Eyebags & Dimples by Bonnie Henna

Eyebags & Dimples by Bonnie Henna

Author:Bonnie Henna
Language: eng
Format: epub
Publisher: Jacana Media
Published: 2012-01-15T00:00:00+00:00


18

In Sickness and in Health

BACK IN SOUTH AFRICA AFTER the whirlwind and excitement of the trip, we quickly settled back into the administration of life. We had work to find and bills to pay. On the surface, all went smoothly. Our lives were interesting and successful, we were deeply in love, and there were plenty of good times. But despite the happy picture, something else was brewing beneath the surface. Only we couldn’t quite put a finger on it.

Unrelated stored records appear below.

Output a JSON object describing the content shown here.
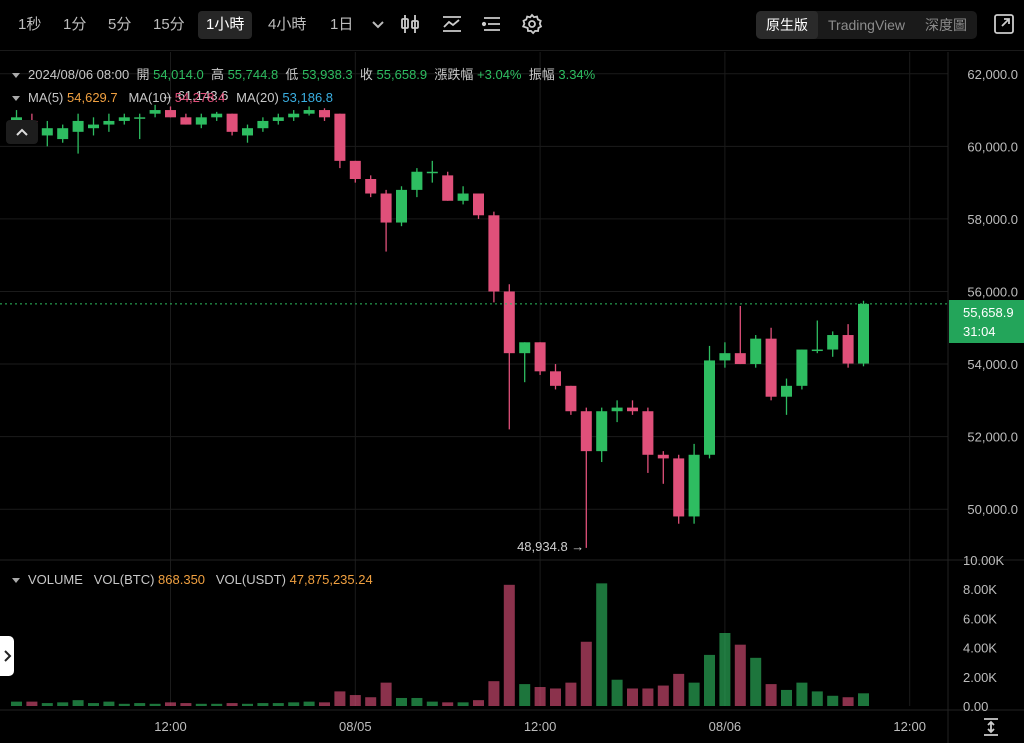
{
  "toolbar": {
    "timeframes": [
      "1秒",
      "1分",
      "5分",
      "15分",
      "1小時",
      "4小時",
      "1日"
    ],
    "active_timeframe": "1小時",
    "views": [
      "原生版",
      "TradingView",
      "深度圖"
    ],
    "active_view": "原生版"
  },
  "ohlc": {
    "date": "2024/08/06 08:00",
    "open_label": "開",
    "open": "54,014.0",
    "high_label": "高",
    "high": "55,744.8",
    "low_label": "低",
    "low": "53,938.3",
    "close_label": "收",
    "close": "55,658.9",
    "change_label": "漲跌幅",
    "change": "+3.04%",
    "amplitude_label": "振幅",
    "amplitude": "3.34%"
  },
  "ma": {
    "ma5_label": "MA(5)",
    "ma5": "54,629.7",
    "ma10_label": "MA(10)",
    "ma10": "54,278.4",
    "ma20_label": "MA(20)",
    "ma20": "53,186.8"
  },
  "volume_info": {
    "title": "VOLUME",
    "btc_label": "VOL(BTC)",
    "btc": "868.350",
    "usdt_label": "VOL(USDT)",
    "usdt": "47,875,235.24"
  },
  "current_price": {
    "price": "55,658.9",
    "countdown": "31:04"
  },
  "colors": {
    "up": "#2ebd61",
    "down": "#e0507a",
    "grid": "#1b1b1b",
    "price_line": "#2ebd61"
  },
  "chart_data": {
    "type": "candlestick",
    "price_axis": {
      "min": 48600,
      "max": 62600,
      "ticks": [
        50000,
        52000,
        54000,
        56000,
        58000,
        60000,
        62000
      ],
      "tick_labels": [
        "50,000.0",
        "52,000.0",
        "54,000.0",
        "56,000.0",
        "58,000.0",
        "60,000.0",
        "62,000.0"
      ]
    },
    "volume_axis": {
      "min": 0,
      "max": 10000,
      "ticks": [
        0,
        2000,
        4000,
        6000,
        8000,
        10000
      ],
      "tick_labels": [
        "0.00",
        "2.00K",
        "4.00K",
        "6.00K",
        "8.00K",
        "10.00K"
      ]
    },
    "time_labels": [
      {
        "label": "12:00",
        "index": 10
      },
      {
        "label": "08/05",
        "index": 22
      },
      {
        "label": "12:00",
        "index": 34
      },
      {
        "label": "08/06",
        "index": 46
      },
      {
        "label": "12:00",
        "index": 58
      }
    ],
    "annotations": [
      {
        "text": "← 61,143.6",
        "index": 9,
        "value": 61143.6,
        "position": "high"
      },
      {
        "text": "48,934.8 →",
        "index": 37,
        "value": 48934.8,
        "position": "low"
      }
    ],
    "candles": [
      {
        "o": 60700,
        "h": 61000,
        "l": 60300,
        "c": 60800,
        "v": 300
      },
      {
        "o": 60700,
        "h": 60900,
        "l": 60200,
        "c": 60300,
        "v": 300
      },
      {
        "o": 60300,
        "h": 60700,
        "l": 60000,
        "c": 60500,
        "v": 200
      },
      {
        "o": 60200,
        "h": 60600,
        "l": 60100,
        "c": 60500,
        "v": 250
      },
      {
        "o": 60400,
        "h": 60900,
        "l": 59800,
        "c": 60700,
        "v": 400
      },
      {
        "o": 60500,
        "h": 60800,
        "l": 60300,
        "c": 60600,
        "v": 200
      },
      {
        "o": 60600,
        "h": 60900,
        "l": 60400,
        "c": 60700,
        "v": 300
      },
      {
        "o": 60700,
        "h": 60900,
        "l": 60600,
        "c": 60800,
        "v": 150
      },
      {
        "o": 60800,
        "h": 60900,
        "l": 60200,
        "c": 60800,
        "v": 200
      },
      {
        "o": 60900,
        "h": 61143.6,
        "l": 60800,
        "c": 61000,
        "v": 150
      },
      {
        "o": 61000,
        "h": 61100,
        "l": 60800,
        "c": 60800,
        "v": 250
      },
      {
        "o": 60800,
        "h": 60900,
        "l": 60600,
        "c": 60600,
        "v": 200
      },
      {
        "o": 60600,
        "h": 60900,
        "l": 60500,
        "c": 60800,
        "v": 150
      },
      {
        "o": 60800,
        "h": 60950,
        "l": 60700,
        "c": 60900,
        "v": 150
      },
      {
        "o": 60900,
        "h": 60900,
        "l": 60300,
        "c": 60400,
        "v": 200
      },
      {
        "o": 60300,
        "h": 60600,
        "l": 60100,
        "c": 60500,
        "v": 150
      },
      {
        "o": 60500,
        "h": 60800,
        "l": 60400,
        "c": 60700,
        "v": 200
      },
      {
        "o": 60700,
        "h": 60900,
        "l": 60600,
        "c": 60800,
        "v": 200
      },
      {
        "o": 60800,
        "h": 61000,
        "l": 60700,
        "c": 60900,
        "v": 250
      },
      {
        "o": 60900,
        "h": 61100,
        "l": 60850,
        "c": 61000,
        "v": 300
      },
      {
        "o": 61000,
        "h": 61050,
        "l": 60700,
        "c": 60800,
        "v": 250
      },
      {
        "o": 60900,
        "h": 60900,
        "l": 59400,
        "c": 59600,
        "v": 1000
      },
      {
        "o": 59600,
        "h": 59600,
        "l": 59000,
        "c": 59100,
        "v": 750
      },
      {
        "o": 59100,
        "h": 59200,
        "l": 58600,
        "c": 58700,
        "v": 600
      },
      {
        "o": 58700,
        "h": 58800,
        "l": 57100,
        "c": 57900,
        "v": 1600
      },
      {
        "o": 57900,
        "h": 58900,
        "l": 57800,
        "c": 58800,
        "v": 550
      },
      {
        "o": 58800,
        "h": 59400,
        "l": 58600,
        "c": 59300,
        "v": 550
      },
      {
        "o": 59300,
        "h": 59600,
        "l": 59000,
        "c": 59300,
        "v": 300
      },
      {
        "o": 59200,
        "h": 59300,
        "l": 58500,
        "c": 58500,
        "v": 250
      },
      {
        "o": 58500,
        "h": 58900,
        "l": 58400,
        "c": 58700,
        "v": 250
      },
      {
        "o": 58700,
        "h": 58700,
        "l": 58000,
        "c": 58100,
        "v": 400
      },
      {
        "o": 58100,
        "h": 58200,
        "l": 55700,
        "c": 56000,
        "v": 1700
      },
      {
        "o": 56000,
        "h": 56200,
        "l": 52200,
        "c": 54300,
        "v": 8300
      },
      {
        "o": 54300,
        "h": 54600,
        "l": 53500,
        "c": 54600,
        "v": 1500
      },
      {
        "o": 54600,
        "h": 54600,
        "l": 53700,
        "c": 53800,
        "v": 1300
      },
      {
        "o": 53800,
        "h": 54000,
        "l": 53300,
        "c": 53400,
        "v": 1200
      },
      {
        "o": 53400,
        "h": 53400,
        "l": 52600,
        "c": 52700,
        "v": 1600
      },
      {
        "o": 52700,
        "h": 52800,
        "l": 48934.8,
        "c": 51600,
        "v": 4400
      },
      {
        "o": 51600,
        "h": 52800,
        "l": 51300,
        "c": 52700,
        "v": 8400
      },
      {
        "o": 52700,
        "h": 53000,
        "l": 52400,
        "c": 52800,
        "v": 1800
      },
      {
        "o": 52800,
        "h": 53000,
        "l": 52600,
        "c": 52700,
        "v": 1200
      },
      {
        "o": 52700,
        "h": 52800,
        "l": 51000,
        "c": 51500,
        "v": 1200
      },
      {
        "o": 51500,
        "h": 51600,
        "l": 50700,
        "c": 51400,
        "v": 1400
      },
      {
        "o": 51400,
        "h": 51500,
        "l": 49600,
        "c": 49800,
        "v": 2200
      },
      {
        "o": 49800,
        "h": 51800,
        "l": 49600,
        "c": 51500,
        "v": 1600
      },
      {
        "o": 51500,
        "h": 54500,
        "l": 51400,
        "c": 54100,
        "v": 3500
      },
      {
        "o": 54100,
        "h": 54600,
        "l": 53900,
        "c": 54300,
        "v": 5000
      },
      {
        "o": 54300,
        "h": 55600,
        "l": 54000,
        "c": 54000,
        "v": 4200
      },
      {
        "o": 54000,
        "h": 54800,
        "l": 53900,
        "c": 54700,
        "v": 3300
      },
      {
        "o": 54700,
        "h": 55000,
        "l": 53000,
        "c": 53100,
        "v": 1500
      },
      {
        "o": 53100,
        "h": 53600,
        "l": 52600,
        "c": 53400,
        "v": 1100
      },
      {
        "o": 53400,
        "h": 54400,
        "l": 53300,
        "c": 54400,
        "v": 1600
      },
      {
        "o": 54400,
        "h": 55200,
        "l": 54300,
        "c": 54400,
        "v": 1000
      },
      {
        "o": 54400,
        "h": 54900,
        "l": 54200,
        "c": 54800,
        "v": 700
      },
      {
        "o": 54800,
        "h": 55100,
        "l": 53900,
        "c": 54014,
        "v": 600
      },
      {
        "o": 54014,
        "h": 55744.8,
        "l": 53938.3,
        "c": 55658.9,
        "v": 868.35
      }
    ]
  }
}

There’s a certain level of safety in the distance of dating, where aspects of you and your partner lie hidden. You have the luxury of space and time to prepare yourself and be on your best behaviour, to put your best foot forward. You can keep your carelessness for when you’re behind closed doors, not attempting to impress anyone. You can choose what part of yourself to expose and what to expose yourself to. It’s like putting on a pair of tight stilettos for an appointment, bearing the pain, comforted by the knowledge that in a few hours you’ll be able to kick them off again and let your toes breathe.

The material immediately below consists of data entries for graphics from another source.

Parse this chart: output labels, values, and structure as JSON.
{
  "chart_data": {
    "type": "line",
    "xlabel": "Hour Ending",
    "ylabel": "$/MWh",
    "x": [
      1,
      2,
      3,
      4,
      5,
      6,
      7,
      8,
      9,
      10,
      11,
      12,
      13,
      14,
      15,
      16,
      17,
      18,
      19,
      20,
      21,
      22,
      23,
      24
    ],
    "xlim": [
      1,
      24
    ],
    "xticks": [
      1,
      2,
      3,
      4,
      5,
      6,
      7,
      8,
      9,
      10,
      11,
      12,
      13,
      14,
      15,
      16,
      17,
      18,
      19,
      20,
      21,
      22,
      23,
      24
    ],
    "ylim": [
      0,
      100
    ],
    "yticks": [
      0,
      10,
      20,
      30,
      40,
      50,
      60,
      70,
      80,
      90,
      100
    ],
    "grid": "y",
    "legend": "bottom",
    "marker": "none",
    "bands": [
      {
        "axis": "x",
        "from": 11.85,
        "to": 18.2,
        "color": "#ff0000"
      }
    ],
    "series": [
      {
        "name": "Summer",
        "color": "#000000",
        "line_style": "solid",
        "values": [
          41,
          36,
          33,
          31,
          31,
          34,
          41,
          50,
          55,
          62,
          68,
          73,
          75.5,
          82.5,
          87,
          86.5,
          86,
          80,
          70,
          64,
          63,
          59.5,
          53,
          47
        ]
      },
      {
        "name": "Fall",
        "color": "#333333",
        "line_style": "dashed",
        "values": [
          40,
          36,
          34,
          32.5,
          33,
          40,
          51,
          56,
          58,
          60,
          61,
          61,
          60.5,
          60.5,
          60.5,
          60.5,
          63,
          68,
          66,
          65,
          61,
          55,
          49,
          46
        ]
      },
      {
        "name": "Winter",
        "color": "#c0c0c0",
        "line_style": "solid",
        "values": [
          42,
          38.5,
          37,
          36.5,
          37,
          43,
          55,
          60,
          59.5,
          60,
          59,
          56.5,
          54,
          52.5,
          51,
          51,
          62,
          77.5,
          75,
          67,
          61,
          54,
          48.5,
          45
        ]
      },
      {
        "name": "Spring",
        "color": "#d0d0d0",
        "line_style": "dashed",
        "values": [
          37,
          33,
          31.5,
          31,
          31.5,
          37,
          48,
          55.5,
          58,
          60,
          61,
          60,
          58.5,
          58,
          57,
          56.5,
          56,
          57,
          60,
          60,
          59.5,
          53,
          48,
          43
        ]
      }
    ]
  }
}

But in a marriage there’s no such luxury. The distance and space disappear, and spouses suddenly get a front-row seat in the drama of each other’s lives.

Within a year of our marriage, both my husband and I began to realise that something was wrong. We had no idea of its source, but I believed it lay with me. It had begun to reveal itself as soon as we crossed the threshold into married life. We never talked about it, because we’d never identified it; it was the proverbial elephant in the room.

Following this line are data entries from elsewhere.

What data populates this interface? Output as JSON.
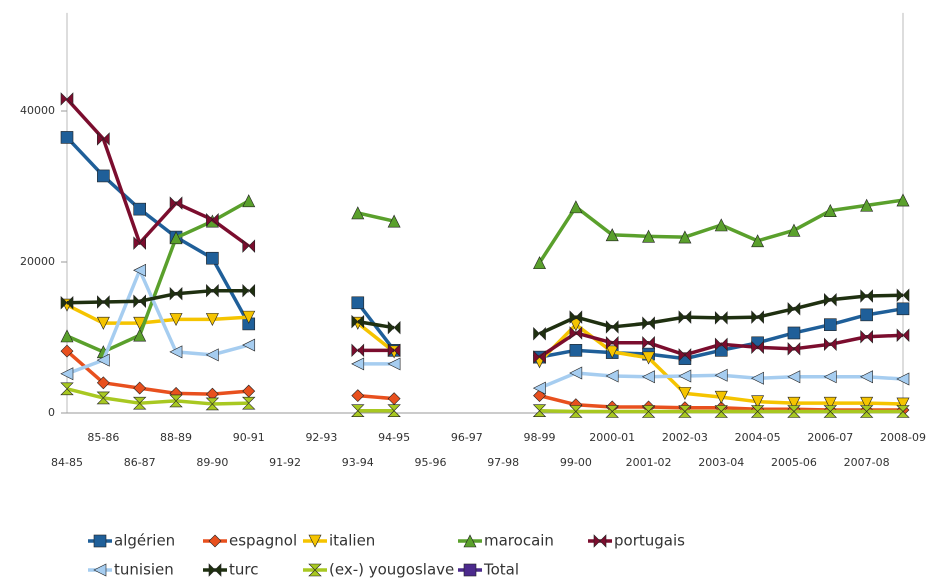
{
  "chart_data": {
    "type": "line",
    "categories": [
      "84-85",
      "85-86",
      "86-87",
      "88-89",
      "89-90",
      "90-91",
      "91-92",
      "92-93",
      "93-94",
      "94-95",
      "95-96",
      "96-97",
      "97-98",
      "98-99",
      "99-00",
      "2000-01",
      "2001-02",
      "2002-03",
      "2003-04",
      "2004-05",
      "2005-06",
      "2006-07",
      "2007-08",
      "2008-09"
    ],
    "ylim": [
      0,
      53000
    ],
    "yticks": [
      0,
      20000,
      40000
    ],
    "grid": false,
    "legend": "bottom",
    "series": [
      {
        "name": "algérien",
        "color": "#1f5f99",
        "marker": "square",
        "values": [
          36500,
          31400,
          27000,
          23300,
          20500,
          11800,
          null,
          null,
          14600,
          8300,
          null,
          null,
          null,
          7400,
          8300,
          8000,
          7800,
          7200,
          8300,
          9300,
          10600,
          11700,
          13000,
          13800
        ]
      },
      {
        "name": "espagnol",
        "color": "#e8501e",
        "marker": "diamond",
        "values": [
          8200,
          4000,
          3300,
          2600,
          2500,
          2900,
          null,
          null,
          2300,
          1900,
          null,
          null,
          null,
          2300,
          1100,
          800,
          800,
          700,
          700,
          500,
          500,
          400,
          400,
          400
        ]
      },
      {
        "name": "italien",
        "color": "#f5c400",
        "marker": "tri-down",
        "values": [
          14300,
          11900,
          11900,
          12400,
          12400,
          12700,
          null,
          null,
          11900,
          8100,
          null,
          null,
          null,
          6800,
          11700,
          8100,
          7300,
          2600,
          2100,
          1500,
          1300,
          1300,
          1300,
          1200
        ]
      },
      {
        "name": "marocain",
        "color": "#5aa02c",
        "marker": "tri-up",
        "values": [
          10200,
          8100,
          10300,
          23200,
          25400,
          28100,
          null,
          null,
          26500,
          25400,
          null,
          null,
          null,
          19900,
          27300,
          23600,
          23400,
          23300,
          24900,
          22800,
          24200,
          26800,
          27500,
          28200
        ]
      },
      {
        "name": "portugais",
        "color": "#7b0d2e",
        "marker": "bowtie",
        "values": [
          41600,
          36300,
          22500,
          27800,
          25600,
          22100,
          null,
          null,
          8300,
          8300,
          null,
          null,
          null,
          7400,
          10600,
          9300,
          9300,
          7700,
          9100,
          8700,
          8500,
          9100,
          10100,
          10300
        ]
      },
      {
        "name": "tunisien",
        "color": "#a6cdf0",
        "marker": "tri-left",
        "values": [
          5200,
          7000,
          18900,
          8100,
          7700,
          9000,
          null,
          null,
          6500,
          6500,
          null,
          null,
          null,
          3300,
          5300,
          4900,
          4800,
          4900,
          5000,
          4600,
          4800,
          4800,
          4800,
          4500
        ]
      },
      {
        "name": "turc",
        "color": "#1f3010",
        "marker": "bowtie",
        "values": [
          14600,
          14700,
          14800,
          15800,
          16200,
          16200,
          null,
          null,
          12100,
          11300,
          null,
          null,
          null,
          10500,
          12700,
          11400,
          11900,
          12700,
          12600,
          12700,
          13800,
          15000,
          15500,
          15600
        ]
      },
      {
        "name": "(ex-) yougoslave",
        "color": "#a8c821",
        "marker": "hourglass",
        "values": [
          3200,
          2000,
          1300,
          1600,
          1200,
          1300,
          null,
          null,
          300,
          300,
          null,
          null,
          null,
          300,
          200,
          200,
          200,
          200,
          200,
          200,
          200,
          200,
          200,
          200
        ]
      },
      {
        "name": "Total",
        "color": "#4b2a8c",
        "marker": "square",
        "values": [
          null,
          null,
          null,
          null,
          null,
          null,
          null,
          null,
          null,
          null,
          null,
          null,
          null,
          null,
          null,
          null,
          null,
          null,
          null,
          null,
          null,
          null,
          null,
          null
        ]
      }
    ]
  }
}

There were long, cold silences in the mornings. As the first signs of daylight crept through our window panes, I’d pull the covers over my head so the day couldn’t find me; it was my daily ritual of hide and seek. From the moment of opening my eyes, hopelessness greeted me, draining my body of all energy or enthusiasm. We were newly married, supposedly in the honeymoon phase, yet I had no energy for anything, not for getting up, sex, eating or even – perhaps especially – talking to my husband.

I was constantly trying to hide from my husband. It didn’t happen consciously; it was a habit I’d come into the marriage with, a survival mechanism. I made no attempt to reveal to him all the baggage I’d accumulated – I’d grown so accustomed to carrying it, I was hardly aware of its weight. To explain my strange behaviour, lack of libido and constant fatigue, I had to come up with a myriad excuses. Sometimes I was so tired that getting off the couch to give him a hug when he got home felt like a four-kilometre hike. He’d be standing there reaching for a hug and I’d say, ‘I’m tired love, really tired,’ and he’d stand there paralysed in puzzlement. He took it as rejection, as me withholding affection because I didn’t care.